You are viewing a plain text version of this content. The canonical link for it is here.
Posted to commits@buildstream.apache.org by ro...@apache.org on 2020/12/29 13:38:01 UTC
[buildstream] 06/08: sandbox: Add initial SandboxBuildBox
This is an automated email from the ASF dual-hosted git repository.
root pushed a commit to branch willsalmon/buildbox
in repository https://gitbox.apache.org/repos/asf/buildstream.git
commit f2426abed88209afc5ca9f06ef2095c784ae326e
Author: Jürg Billeter <j...@bitron.ch>
AuthorDate: Wed Aug 8 14:35:25 2018 +0200
sandbox: Add initial SandboxBuildBox
---
src/buildstream/_platform/linux.py | 25 +++
src/buildstream/sandbox/_sandboxbuildbox.py | 247 ++++++++++++++++++++++++++++
src/buildstream/sandbox/_sandboxbwrap.py | 2 +-
src/buildstream/sandbox/sandbox.py | 16 ++
4 files changed, 289 insertions(+), 1 deletion(-)

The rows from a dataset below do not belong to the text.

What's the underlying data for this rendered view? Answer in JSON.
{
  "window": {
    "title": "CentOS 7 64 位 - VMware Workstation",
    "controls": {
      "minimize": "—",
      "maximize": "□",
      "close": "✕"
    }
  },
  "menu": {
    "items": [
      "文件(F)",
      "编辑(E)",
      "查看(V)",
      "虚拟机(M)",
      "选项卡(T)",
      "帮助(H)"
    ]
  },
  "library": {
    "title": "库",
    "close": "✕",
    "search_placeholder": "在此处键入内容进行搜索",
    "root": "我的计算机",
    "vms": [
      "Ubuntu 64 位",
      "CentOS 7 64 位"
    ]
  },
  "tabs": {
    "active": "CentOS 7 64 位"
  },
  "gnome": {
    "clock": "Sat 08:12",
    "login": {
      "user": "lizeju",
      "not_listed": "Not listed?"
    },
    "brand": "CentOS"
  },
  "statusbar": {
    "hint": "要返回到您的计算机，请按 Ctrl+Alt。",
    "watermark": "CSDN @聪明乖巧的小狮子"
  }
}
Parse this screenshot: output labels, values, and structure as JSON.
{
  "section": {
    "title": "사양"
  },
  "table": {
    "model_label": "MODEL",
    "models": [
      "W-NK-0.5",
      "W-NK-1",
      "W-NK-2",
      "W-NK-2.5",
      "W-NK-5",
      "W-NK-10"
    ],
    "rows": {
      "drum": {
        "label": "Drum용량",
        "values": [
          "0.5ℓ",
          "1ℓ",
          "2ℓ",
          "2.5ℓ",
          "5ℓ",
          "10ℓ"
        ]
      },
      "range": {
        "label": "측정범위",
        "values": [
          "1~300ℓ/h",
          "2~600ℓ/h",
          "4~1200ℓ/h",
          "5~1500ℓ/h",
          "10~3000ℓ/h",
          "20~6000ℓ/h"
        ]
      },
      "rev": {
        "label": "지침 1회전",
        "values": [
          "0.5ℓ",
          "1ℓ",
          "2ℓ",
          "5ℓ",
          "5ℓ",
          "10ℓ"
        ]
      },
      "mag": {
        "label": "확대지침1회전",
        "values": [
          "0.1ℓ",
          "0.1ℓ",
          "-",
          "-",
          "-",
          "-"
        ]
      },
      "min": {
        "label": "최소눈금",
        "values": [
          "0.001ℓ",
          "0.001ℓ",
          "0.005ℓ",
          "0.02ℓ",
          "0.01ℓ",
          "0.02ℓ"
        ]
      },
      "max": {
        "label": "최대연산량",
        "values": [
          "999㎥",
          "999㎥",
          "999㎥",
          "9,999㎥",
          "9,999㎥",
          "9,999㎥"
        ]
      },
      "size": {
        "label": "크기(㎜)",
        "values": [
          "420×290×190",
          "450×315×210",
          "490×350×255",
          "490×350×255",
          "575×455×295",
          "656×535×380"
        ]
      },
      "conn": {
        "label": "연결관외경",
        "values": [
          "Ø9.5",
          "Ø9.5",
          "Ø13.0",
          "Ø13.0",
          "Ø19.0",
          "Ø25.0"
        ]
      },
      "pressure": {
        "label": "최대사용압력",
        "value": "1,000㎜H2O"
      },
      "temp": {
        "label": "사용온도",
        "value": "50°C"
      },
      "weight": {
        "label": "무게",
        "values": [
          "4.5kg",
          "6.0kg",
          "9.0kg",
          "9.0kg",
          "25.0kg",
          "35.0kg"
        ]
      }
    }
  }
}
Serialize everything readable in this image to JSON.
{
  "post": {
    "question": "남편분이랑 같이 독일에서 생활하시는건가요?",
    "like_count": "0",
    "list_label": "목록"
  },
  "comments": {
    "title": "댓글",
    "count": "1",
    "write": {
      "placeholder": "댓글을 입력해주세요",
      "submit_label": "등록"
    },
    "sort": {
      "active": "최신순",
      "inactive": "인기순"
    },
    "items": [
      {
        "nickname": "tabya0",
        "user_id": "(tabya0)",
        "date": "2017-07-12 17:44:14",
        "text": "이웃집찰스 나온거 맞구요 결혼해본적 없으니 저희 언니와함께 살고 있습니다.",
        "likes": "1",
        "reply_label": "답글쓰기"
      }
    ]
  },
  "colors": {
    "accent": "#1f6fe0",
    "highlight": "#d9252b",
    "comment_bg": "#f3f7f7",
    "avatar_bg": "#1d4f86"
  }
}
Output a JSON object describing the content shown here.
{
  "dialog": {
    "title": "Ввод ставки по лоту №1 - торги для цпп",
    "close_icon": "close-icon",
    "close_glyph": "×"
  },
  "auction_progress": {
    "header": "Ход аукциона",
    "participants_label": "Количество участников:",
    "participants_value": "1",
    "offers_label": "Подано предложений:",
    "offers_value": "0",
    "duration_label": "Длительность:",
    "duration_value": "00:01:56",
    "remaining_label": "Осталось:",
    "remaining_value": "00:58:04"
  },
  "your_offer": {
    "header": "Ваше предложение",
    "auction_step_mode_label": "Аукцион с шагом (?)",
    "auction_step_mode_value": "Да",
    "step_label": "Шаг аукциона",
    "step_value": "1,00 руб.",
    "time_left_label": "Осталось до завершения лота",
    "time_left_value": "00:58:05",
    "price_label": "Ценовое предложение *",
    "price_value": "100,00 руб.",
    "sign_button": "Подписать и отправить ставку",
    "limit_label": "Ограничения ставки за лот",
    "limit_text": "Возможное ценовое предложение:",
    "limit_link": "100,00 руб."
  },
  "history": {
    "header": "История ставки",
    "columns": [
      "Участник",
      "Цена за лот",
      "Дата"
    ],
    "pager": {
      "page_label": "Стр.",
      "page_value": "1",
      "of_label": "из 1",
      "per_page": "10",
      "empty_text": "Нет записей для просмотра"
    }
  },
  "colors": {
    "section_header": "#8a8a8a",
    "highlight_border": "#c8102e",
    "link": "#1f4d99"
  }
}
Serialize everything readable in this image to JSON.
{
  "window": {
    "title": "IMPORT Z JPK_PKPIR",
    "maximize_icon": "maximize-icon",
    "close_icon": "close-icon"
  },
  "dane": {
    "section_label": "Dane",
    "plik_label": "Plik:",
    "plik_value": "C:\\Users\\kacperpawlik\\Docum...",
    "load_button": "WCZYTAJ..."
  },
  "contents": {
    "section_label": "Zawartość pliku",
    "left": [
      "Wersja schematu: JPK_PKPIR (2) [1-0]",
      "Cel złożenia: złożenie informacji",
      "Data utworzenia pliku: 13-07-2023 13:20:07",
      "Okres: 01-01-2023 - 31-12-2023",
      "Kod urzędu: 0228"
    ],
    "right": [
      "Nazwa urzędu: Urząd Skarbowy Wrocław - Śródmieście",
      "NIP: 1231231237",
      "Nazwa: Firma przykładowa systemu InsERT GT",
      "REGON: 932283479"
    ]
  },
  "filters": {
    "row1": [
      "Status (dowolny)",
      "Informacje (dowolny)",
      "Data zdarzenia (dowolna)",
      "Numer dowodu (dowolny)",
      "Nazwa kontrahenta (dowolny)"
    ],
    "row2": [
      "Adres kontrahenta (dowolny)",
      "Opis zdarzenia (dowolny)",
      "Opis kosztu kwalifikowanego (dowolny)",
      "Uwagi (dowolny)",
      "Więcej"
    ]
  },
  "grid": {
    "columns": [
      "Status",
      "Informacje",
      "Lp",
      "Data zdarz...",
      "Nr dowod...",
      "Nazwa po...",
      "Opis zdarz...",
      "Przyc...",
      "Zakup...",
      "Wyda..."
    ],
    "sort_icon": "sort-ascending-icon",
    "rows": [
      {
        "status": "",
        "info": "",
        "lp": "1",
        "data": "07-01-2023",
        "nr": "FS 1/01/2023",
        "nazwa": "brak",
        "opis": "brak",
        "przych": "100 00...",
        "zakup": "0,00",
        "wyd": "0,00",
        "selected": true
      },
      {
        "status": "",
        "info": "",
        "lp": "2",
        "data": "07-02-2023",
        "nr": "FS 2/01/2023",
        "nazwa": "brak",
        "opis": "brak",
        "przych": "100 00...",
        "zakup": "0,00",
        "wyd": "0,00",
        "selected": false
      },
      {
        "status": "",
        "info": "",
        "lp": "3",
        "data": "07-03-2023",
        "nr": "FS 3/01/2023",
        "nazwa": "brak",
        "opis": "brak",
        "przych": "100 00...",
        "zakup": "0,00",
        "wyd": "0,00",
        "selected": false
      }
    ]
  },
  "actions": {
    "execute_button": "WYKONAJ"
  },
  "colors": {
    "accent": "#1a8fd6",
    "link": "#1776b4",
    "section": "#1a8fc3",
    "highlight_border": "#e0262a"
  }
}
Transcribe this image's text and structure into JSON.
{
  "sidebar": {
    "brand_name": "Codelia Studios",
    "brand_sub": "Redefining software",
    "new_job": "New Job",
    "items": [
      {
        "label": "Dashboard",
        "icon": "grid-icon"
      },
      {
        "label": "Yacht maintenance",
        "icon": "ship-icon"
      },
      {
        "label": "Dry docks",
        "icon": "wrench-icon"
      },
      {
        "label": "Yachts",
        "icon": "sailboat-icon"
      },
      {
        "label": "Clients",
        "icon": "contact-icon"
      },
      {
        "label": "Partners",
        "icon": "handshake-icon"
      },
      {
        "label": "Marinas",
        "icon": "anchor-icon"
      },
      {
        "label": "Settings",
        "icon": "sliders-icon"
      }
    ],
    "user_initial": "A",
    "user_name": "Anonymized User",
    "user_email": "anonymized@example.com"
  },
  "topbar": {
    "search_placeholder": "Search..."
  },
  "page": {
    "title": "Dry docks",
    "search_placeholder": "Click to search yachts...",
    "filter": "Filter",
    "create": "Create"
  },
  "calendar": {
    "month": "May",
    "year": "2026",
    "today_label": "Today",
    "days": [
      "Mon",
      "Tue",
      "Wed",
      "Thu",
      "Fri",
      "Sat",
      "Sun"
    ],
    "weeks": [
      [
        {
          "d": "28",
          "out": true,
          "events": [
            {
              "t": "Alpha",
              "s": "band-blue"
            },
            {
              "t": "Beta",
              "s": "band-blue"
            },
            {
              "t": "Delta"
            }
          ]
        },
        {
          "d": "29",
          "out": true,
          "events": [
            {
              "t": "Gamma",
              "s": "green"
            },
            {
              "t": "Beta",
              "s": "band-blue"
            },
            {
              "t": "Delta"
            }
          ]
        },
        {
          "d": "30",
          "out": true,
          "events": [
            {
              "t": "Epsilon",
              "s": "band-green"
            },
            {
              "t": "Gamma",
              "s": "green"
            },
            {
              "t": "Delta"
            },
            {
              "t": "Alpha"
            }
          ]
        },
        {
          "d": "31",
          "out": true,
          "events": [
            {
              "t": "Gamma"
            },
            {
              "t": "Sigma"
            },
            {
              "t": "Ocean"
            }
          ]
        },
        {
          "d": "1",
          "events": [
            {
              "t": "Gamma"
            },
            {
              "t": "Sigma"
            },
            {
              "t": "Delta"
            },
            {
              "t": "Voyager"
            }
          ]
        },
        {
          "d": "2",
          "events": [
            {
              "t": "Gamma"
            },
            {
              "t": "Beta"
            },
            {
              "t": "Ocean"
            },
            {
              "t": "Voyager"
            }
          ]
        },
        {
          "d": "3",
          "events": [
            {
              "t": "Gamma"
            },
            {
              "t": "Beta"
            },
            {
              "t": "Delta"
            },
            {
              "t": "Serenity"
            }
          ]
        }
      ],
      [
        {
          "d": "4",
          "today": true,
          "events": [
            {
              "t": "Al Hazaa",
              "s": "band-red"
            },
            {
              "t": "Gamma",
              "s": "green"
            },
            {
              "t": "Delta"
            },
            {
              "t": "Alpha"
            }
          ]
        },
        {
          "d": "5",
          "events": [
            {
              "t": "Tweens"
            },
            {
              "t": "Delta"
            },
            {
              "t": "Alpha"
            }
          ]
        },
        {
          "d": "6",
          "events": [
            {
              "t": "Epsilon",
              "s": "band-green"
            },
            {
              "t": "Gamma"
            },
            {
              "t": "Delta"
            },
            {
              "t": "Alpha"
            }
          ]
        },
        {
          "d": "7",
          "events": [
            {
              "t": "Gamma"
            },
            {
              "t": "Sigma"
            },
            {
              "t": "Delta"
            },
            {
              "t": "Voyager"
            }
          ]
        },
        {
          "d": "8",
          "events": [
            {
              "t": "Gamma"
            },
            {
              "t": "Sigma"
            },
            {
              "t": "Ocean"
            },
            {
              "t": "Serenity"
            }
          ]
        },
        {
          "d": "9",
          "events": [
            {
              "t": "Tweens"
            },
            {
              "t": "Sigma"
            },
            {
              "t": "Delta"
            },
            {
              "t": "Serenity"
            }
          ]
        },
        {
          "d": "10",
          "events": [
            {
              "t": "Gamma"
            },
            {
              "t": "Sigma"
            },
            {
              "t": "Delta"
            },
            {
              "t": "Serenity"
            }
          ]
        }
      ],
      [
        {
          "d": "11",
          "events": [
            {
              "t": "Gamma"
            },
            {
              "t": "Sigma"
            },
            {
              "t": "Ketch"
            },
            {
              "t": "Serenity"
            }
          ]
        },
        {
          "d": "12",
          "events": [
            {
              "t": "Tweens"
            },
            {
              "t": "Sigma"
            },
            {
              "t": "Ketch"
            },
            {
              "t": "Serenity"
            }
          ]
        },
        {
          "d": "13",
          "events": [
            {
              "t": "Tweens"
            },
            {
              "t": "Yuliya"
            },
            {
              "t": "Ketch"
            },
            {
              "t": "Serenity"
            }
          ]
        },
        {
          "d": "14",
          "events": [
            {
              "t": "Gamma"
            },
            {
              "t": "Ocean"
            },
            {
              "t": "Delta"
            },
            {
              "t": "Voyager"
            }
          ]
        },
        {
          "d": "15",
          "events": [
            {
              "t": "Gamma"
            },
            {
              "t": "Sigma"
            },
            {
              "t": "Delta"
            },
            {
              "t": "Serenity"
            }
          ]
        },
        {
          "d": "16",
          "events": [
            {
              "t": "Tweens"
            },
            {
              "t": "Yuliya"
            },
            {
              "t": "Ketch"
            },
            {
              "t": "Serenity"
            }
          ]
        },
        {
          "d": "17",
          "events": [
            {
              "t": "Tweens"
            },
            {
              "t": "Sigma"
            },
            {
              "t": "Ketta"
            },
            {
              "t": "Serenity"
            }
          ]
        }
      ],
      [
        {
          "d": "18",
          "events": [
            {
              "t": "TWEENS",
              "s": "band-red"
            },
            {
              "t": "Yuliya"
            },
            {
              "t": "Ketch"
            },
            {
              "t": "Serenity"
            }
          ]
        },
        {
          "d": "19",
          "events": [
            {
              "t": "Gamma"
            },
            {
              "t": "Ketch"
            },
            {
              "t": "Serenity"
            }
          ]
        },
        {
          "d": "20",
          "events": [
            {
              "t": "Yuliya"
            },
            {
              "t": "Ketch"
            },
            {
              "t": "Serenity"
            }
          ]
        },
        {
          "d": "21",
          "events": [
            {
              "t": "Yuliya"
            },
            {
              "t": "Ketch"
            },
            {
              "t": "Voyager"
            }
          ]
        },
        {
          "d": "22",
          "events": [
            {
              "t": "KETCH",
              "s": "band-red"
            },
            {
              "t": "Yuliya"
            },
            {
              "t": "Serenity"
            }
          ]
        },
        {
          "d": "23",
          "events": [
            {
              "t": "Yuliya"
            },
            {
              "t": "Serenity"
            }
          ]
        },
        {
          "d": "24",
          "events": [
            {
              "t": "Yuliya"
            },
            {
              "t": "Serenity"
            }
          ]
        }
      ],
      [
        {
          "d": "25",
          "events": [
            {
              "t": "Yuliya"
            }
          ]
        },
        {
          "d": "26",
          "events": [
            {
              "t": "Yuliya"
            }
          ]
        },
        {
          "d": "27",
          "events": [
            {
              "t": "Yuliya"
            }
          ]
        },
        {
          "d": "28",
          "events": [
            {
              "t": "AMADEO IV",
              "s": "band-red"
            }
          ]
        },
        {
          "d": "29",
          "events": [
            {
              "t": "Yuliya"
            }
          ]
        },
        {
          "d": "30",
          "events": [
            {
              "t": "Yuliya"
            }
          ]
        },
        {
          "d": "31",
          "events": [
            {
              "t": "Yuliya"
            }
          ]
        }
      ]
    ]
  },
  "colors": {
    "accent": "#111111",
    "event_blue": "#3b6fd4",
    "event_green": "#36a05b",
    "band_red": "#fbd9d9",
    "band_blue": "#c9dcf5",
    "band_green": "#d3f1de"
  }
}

diff --git a/src/buildstream/_platform/linux.py b/src/buildstream/_platform/linux.py
index b69dd45..b400bfa 100644
--- a/src/buildstream/_platform/linux.py
+++ b/src/buildstream/_platform/linux.py
@@ -24,6 +24,7 @@ from .. import utils
from ..sandbox import SandboxDummy
from .platform import Platform
+from .._exceptions import PlatformError
class Linux(Platform):
@@ -31,6 +32,7 @@ class Linux(Platform):
def _setup_sandbox(self, force_sandbox):
sandbox_setups = {
'bwrap': self._setup_bwrap_sandbox,
+ 'buildbox': self._setup_buildbox_sandbox,
'chroot': self._setup_chroot_sandbox,
'dummy': self._setup_dummy_sandbox,
}
@@ -67,6 +69,7 @@ class Linux(Platform):
# Private Methods #
################################################
+ # Dummy sandbox methods
@staticmethod
def _check_dummy_sandbox_config(config):
return True
@@ -81,6 +84,7 @@ class Linux(Platform):
self.create_sandbox = self._create_dummy_sandbox
return True
+ # Bubble-wrap sandbox methods
def _check_sandbox_config_bwrap(self, config):
from ..sandbox._sandboxbwrap import SandboxBwrap
return SandboxBwrap.check_sandbox_config(self, config)
@@ -103,6 +107,7 @@ class Linux(Platform):
self.create_sandbox = self._create_bwrap_sandbox
return True
+ # Chroot sandbox methods
def _check_sandbox_config_chroot(self, config):
from ..sandbox._sandboxchroot import SandboxChroot
return SandboxChroot.check_sandbox_config(self, config)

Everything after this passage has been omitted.